The earrings were hot. Just like him.
He looked like the kind of man who had a tattoo. Nothing colorful. Something black and meaningful. She wanted to see it. Too bad she couldn’t just ask.
Interpersonal interaction had so many taboos. It wasn’t like science, where you dug for answers without apology.
“Lana?”
The stranger had a strong jaw, too, squared and accented by a close-cropped beard that went under, not across, his chin. No mustache. His lips were set in a straight line, but they still looked like they’d be heaven to kiss.
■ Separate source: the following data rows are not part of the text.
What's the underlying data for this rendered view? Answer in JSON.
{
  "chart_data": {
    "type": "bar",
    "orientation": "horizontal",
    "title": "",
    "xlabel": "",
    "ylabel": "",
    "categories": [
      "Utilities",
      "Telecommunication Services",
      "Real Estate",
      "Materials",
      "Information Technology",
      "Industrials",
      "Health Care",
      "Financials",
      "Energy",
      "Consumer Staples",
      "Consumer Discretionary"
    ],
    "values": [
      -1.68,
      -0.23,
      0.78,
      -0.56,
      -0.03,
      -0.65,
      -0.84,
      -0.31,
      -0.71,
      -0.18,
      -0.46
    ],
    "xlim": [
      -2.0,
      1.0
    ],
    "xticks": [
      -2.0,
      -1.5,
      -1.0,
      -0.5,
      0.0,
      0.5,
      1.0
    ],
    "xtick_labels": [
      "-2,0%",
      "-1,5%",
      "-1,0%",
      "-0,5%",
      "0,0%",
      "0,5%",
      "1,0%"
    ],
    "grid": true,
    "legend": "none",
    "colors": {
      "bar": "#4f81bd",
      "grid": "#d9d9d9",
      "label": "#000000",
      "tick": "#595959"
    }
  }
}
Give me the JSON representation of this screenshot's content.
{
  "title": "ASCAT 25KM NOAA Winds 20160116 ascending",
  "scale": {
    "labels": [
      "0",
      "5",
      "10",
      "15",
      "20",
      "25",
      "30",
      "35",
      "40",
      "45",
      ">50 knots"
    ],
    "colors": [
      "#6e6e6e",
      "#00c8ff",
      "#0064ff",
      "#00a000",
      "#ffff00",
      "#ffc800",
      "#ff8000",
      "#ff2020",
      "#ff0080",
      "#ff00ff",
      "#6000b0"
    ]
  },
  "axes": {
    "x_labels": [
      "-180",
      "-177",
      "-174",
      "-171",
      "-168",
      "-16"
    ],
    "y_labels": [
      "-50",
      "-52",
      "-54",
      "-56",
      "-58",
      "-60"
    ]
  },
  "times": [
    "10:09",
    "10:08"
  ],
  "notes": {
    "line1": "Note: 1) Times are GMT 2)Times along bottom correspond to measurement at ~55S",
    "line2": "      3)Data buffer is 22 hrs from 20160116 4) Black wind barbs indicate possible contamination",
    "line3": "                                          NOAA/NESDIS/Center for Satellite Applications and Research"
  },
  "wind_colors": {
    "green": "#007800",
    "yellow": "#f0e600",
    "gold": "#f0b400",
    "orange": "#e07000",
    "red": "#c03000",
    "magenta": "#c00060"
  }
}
Not that she’d kissed a lot of lips, but she was twenty-nine. Even a geeky scientist didn’t make it to the shy side of thirty without a few kisses along the way. And other stuff. Not that the other stuff was all that spectacular. She’d always wondered if that was her fault or the men she’d chosen to partner.
It didn’t take a shrink to identify the fact that Lana had trust issues. With her background, who wouldn’t?
Still, people had been known to betray family, love, and country for sex. She wouldn’t cross a busy street to get some. Or maybe she would, if this stranger was waiting on the other side.
The fact that she could measure the time since she’d last had sex in years rather than months, weeks, or days—which would be a true miracle—wasn’t something she enjoyed dwelling on. She blamed it on her work.
However, every feminine instinct that was usually sublimated by her passion for her job was on red alert now.
“Dr. Ericson. Lana.”
She waved her hand at the noise buzzing in her ear, not wanting to look away from the tight black T-shirt that clung to a definite six-pack and leather jeans that molded to muscular thighs and an impressive package. She liked that word. Package.
It sounded so naughty and implied a man’s member was some kind of present waiting for a woman to open. His was getting bigger by the second.
Oh my. She wanted to open that pressie. Considering the disappointment she’d had in the past from that particular type of gift, her desire surprised her. But then she’d never been this close to a living, breathing embodiment of her fantasies, either.